Radny z klubu PiS, Jacek Stronka został oskarżony o posiadanie niewielkich ilości marihuany. “Wystąpiłem o zawieszenie mnie w partii. Nie chciałbym nikomu zaszkodzić” – twierdzi radny Jacek Stronka z klubu PiS.
O sprawie poinformowała 11 października Gazeta Regionalna. Postępowanie w tej sprawie, które prowadzone jest przez Komendę Powiatową Policji w Nowej Soli zostało wszczęte 27 września br. Jackowi Stronce przedstawiono zarzut posiadania środków odurzających w postaci marihuany i przesłuchano go w charakterze podejrzanego.
“Nie czuję się przestępcą. Posiadałem konopie indyjskie. Przyznałem się. Teraz biegły musi określić ilość substancji zabronionej.
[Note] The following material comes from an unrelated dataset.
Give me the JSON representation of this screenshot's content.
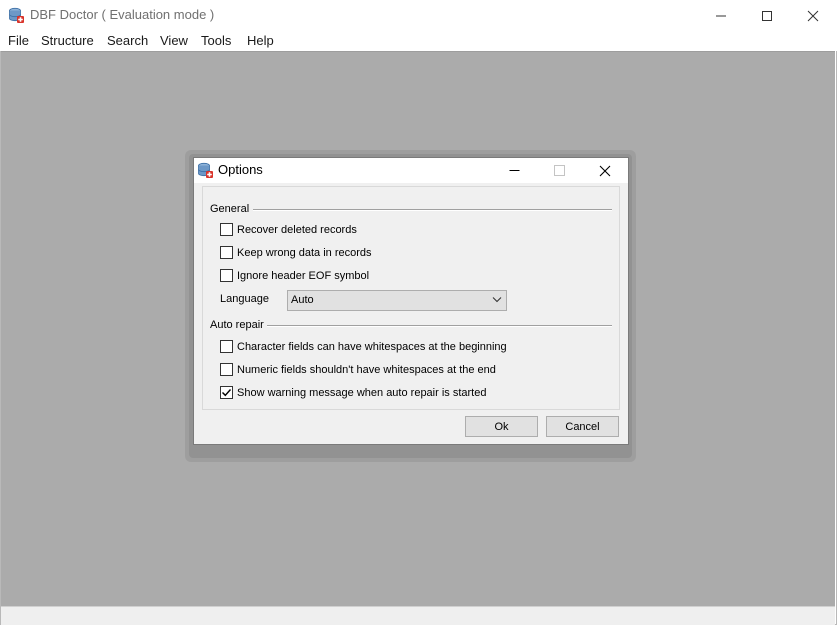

Z tego co wiem polskie prawo dopuszcza pewną ilość. Czy została ona przekroczona nie wiem, nie jestem chemikiem.” oświadcza Jacek Stonka w rozmowie dla Gazety Lubuskiej.
Radny ma nadzieję, że jego sprawa rozpocznie dyskusje o legalizacji marihuany
“Popełniłem czyn zabroniony przez prawo polskie, ale mam nadzieję, że mój przypadek będzie zaczątkiem dyskusji o legalizacji marihuany w Polsce. Jest potrzebna przede wszystkim w lecznictwie. Coś powinno się zmienić w tej materii. Inne kraje to już robią, chciałbym, aby u nas też zaczęto.
Ta sama substancja jest inaczej traktowana w różnych krajach, tak nie powinno być. Czasy się zmieniły, mamy XXI wiek. Jest dość duże przyzwolenie społeczne. Oczywiście marihuana ma szkodliwość społeczną, ale ma ją też alkohol i papierosy” – dodaje radny.
Radny Jacek Stronka wystąpił o zawieszenie go w partii Prawo i Sprawiedliwość. “Nie chciałbym nikomu zaszkodzić” – dodaje. Koledzy z klubu PiS twierdzą, że do takiej sytuacji nie powinno dojść, a sam oskarżony nie ma prawa pozostać w ugrupowaniu.